Not because I have any personal interests to declare here. I’ve never worked on the account, or for the agency behind the work, or even the agency that used to be behind the work. It’s just that I’ve always hated the thought of having to piss all over the fruits of someone’s hard labour in public. After all, ours is a tough enough industry as it is and it’s not like anyone ever set out to make a bad ad. So I’m going to try to park the things I don’t like about this film and concentrate on the positives instead.
It’s brave. It’s distinct. It’s got flavour. It’s modern (ish). My two-and-a-half-year-old loves it (but she’s a sucker for anything with a boogie in it, so that’s a cheap win). And it obviously helped win the most hotly contested pitch of the year (I have a feeling that it has a near-identical mood-film twin lurking forgotten on someone’s desktop – try playing it to The Black Eyed Peas’ I Gotta Feeling and you’ll see what I mean). I also like the whole "living well" thought. But I do hope that what’s in the pipeline is better and I have a feeling it will be.
Talking of instalments, I thought the previous ad in this Pot Noodle (4) campaign, the ring-card one, was fun. So I was hoping this topical, Trump-inspired film was going to hit all the same notes – but it didn’t quite do it for me. Maybe it’s because the accent annoyed me and the other two genuine Geordies in the office, I don’t know – but I finished watching it feeling a little bit whatevs. I do detect the faintest whiff of challenging budget about it, though, so credit to the agency and director for their film-making resourcefulness in bringing this one to life.
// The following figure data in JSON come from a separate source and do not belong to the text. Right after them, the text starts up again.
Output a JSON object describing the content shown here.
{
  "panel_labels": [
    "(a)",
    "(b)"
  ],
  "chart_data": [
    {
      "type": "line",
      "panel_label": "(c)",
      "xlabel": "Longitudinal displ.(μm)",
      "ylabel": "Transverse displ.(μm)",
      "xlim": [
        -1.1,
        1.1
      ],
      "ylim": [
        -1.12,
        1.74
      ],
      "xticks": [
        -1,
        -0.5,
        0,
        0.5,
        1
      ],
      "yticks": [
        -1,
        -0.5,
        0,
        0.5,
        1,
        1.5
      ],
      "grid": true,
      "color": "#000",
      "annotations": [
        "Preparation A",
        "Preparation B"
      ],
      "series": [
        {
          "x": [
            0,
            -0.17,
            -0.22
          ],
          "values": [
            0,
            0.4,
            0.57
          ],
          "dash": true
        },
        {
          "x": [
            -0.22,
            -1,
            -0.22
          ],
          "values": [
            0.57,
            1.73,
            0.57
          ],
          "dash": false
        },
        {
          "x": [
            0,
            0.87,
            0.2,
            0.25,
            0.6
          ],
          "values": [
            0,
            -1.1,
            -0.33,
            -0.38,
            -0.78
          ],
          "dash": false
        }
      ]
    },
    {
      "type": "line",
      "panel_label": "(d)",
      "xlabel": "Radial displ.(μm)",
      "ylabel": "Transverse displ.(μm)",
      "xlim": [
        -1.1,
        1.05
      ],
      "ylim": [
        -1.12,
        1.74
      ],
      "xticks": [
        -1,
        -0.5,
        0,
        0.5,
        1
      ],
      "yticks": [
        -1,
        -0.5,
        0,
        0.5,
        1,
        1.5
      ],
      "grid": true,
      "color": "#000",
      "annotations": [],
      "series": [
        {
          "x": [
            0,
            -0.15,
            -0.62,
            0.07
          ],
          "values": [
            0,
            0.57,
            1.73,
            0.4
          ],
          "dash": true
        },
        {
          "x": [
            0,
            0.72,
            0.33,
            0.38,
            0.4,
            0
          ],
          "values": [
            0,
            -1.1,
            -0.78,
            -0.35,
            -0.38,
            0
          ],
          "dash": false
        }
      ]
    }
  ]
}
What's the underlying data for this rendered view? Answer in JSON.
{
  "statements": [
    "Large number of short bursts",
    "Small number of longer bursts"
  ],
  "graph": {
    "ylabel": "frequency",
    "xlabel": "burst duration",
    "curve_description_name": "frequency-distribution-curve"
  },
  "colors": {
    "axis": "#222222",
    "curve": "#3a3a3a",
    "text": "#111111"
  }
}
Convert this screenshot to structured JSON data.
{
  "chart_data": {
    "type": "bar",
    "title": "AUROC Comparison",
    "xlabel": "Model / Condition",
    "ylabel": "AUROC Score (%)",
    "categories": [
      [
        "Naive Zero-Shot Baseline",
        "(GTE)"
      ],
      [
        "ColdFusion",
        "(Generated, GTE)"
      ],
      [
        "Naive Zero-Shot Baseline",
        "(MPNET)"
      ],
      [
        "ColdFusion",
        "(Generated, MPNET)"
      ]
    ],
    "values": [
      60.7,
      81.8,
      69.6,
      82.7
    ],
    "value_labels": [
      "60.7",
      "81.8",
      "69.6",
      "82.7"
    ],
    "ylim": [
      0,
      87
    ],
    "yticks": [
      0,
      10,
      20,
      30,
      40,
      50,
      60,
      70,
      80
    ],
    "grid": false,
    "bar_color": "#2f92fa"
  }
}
I’m not so sure budgets would have been an issue for the people behind this film for Adidas (1) launching Paul Pogba’s clothing collection. It would have struck me as a pretty decent creative opportunity too, so it’s a shame no-one thought to attach an idea to it.
Next up is this film from BBC Sport (2). I saw a similar effort from the same brand a couple of years back, when it got rugby fans to tell the camera who they most wanted to lose (England). It was quite funny and got itself banned. Job done. This one feels like it had to go through the PC mill, and the result is respectable enough but could do with a bit of an edge.
I’m worried I’m starting to come across all crabby, so thank God for this film for Cancer Research UK (5). Bleak as the subject matter is, I’ve always loved this campaign. Heavier hands could have overcooked it but it has always been pitched perfectly, the films all the more powerful for their undramatised restraint. This latest one was broadcast live and, while it might lack the touching human moments of the others, it’s executed with the same self-control, with the live element not getting in the way of the storytelling.
It’s potent stuff and I really wish we could see this campaign on TV more often.